How different is sprint and endurance training, really? I suppose it depends on how you define the two. In my case, in the almost six years I’ve been cycling, that range has fallen between track sprinting (races that last under a minute) and road crits (races that go on for up to an hour).
I started cycling at the endurance end, slowly transitioned into sprinting, and then this spring made a much more defined transition back to endurance training and racing, which had me thinking: what, if anything, is different?
Focusing on Anaerobic Work During Sprint Training
Training as a track sprinter focuses heavily on developing the anaerobic energy system. There are a few different sprint events, with max efforts ranging from 15 seconds to just under a minute. On race days with multiple rounds of racing, being able to replenish glycogen stores and reproduce those maximal efforts is key. Training at the velodrome, therefore, would attempt to replicate this: short, all-out efforts with lots of sitting around in between, supposedly recovering — which was something that I actually found quite difficult!

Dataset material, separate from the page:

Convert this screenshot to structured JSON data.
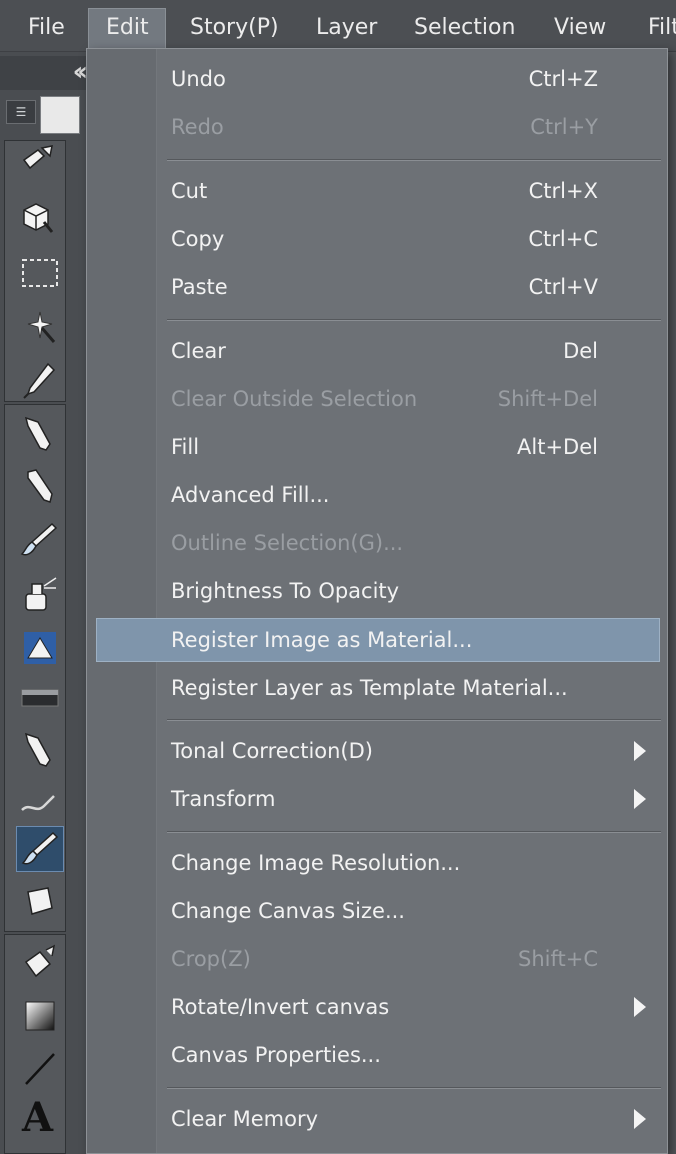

I also did cadence work on the rollers — fixed gear bikes on the track mean that in order to go faster, you need to spin your legs more quickly — and strength and conditioning work in the gym, which was something I quite enjoyed. Not a great deal of volume, so not many extended road rides, but I didn’t have a problem with that!
Improving My Aerobic Base For Endurance Training
Going back to endurance training was always going to be a challenge, but I was also excited by the prospect. I knew I had a decent sprint in me, but what good is that if you’re not in the mix at the end of a 10-min track race or 45-minute criterium?

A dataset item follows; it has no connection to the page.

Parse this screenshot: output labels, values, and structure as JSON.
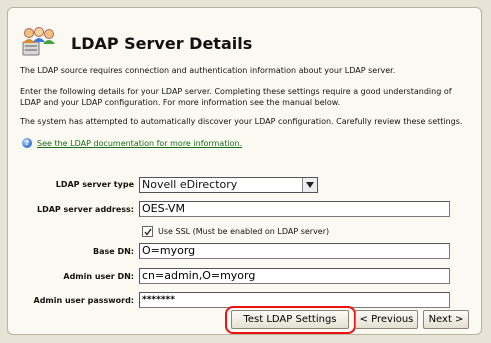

These events have a much higher contribution from the aerobic energy system, something lacking from sprint training. So, one thing I’ve had to work on is building up aerobic capacity — not so much with super long and steady road rides (still not a big fan of those and I don’t have the time for them at the moment), but with more sweet spot training.
There are numerous attacks in both track and road racing, so I’ve had to work on being able to sprint but then settle into a high pace, and then have the ability to repeat that over and over again. So there still is that anaerobic contribution that is required. I’ve probably found this the hardest part, and it has required a lot of mental resilience alongside physical training.

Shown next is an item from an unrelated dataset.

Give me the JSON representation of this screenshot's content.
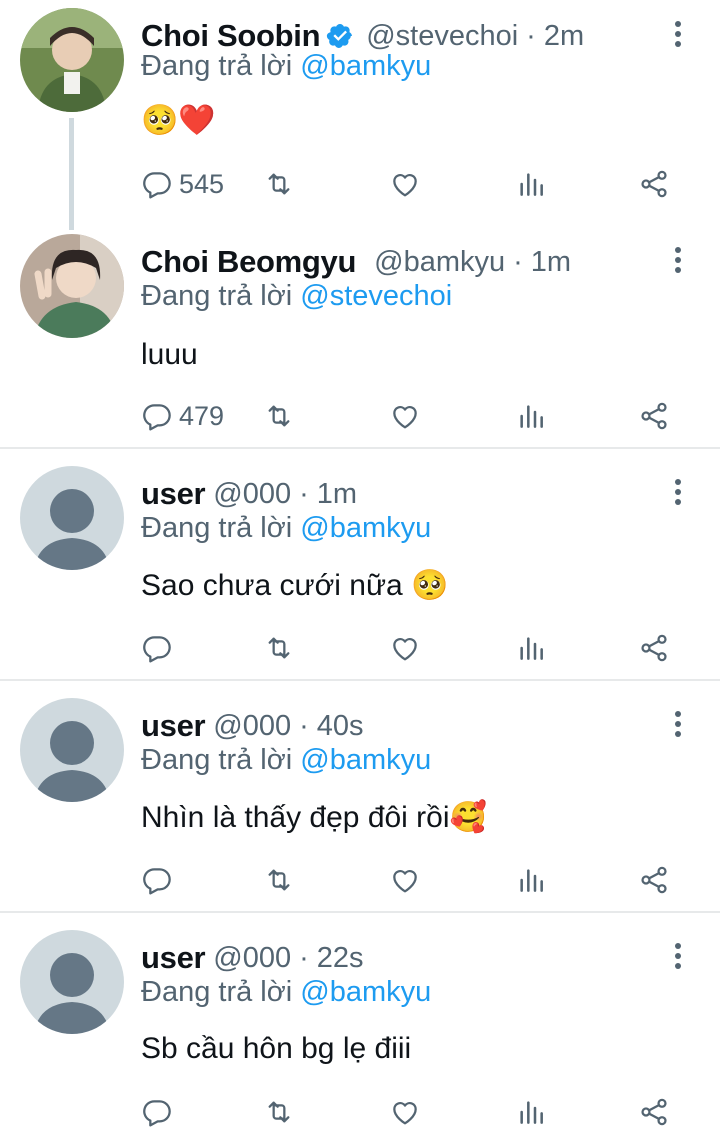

I’m now training much more with set power targets (which I like), and being able to see and keep track of my power peaks has been both informative and motivating. Although I don’t look at power in races, I’m trying to match the intensity to how my body feels.
Maintaining Strength and Conditioning
Something that I’ve kept up (with a few tweaks) is the strength and conditioning — it’s not just for track sprinters! Being able to produce high amounts of force on the pedals is still important in endurance racing, and I get to lift big weights in the gym, which makes me happy. There are other benefits too: being able to move my body in a different way, having some time training that’s not on the bike, and helping with bone loading and health that you can’t achieve from cycling alone.
Changes in Nutrition and Lifestyle
The longer durations on the bike have made me consider my nutrition more, including fuelling my workouts and making sure I’m taking in enough carbohydrates to get through the sessions. Juggling a lot of things outside of cycling, I have to manage my timing quite well, so I’m learning to be more effective with my training sessions, while factoring in proper rest, too.
I’m also making more of an effort to track how I’m feeling and my perceived exertion during each session, as I feel the subjective feedback is just as important as the objective data you can collect. Setting goals is something that I’ve done for quite a while, whether those are process- or outcome-based, and I find it much easier now to set them in the TrainingPeaks app, where I can link them to races or view them in my training plan.
Despite the big differences in race durations, I’ve found quite a lot of similarities between the training I did previously for sprint and now for endurance and there have been quite a few transferable attributes for how I approach training. In some ways, the transition has felt like I’m starting things again from scratch, but at the same time, I remind myself that I have a lot of useful experience to draw upon, too.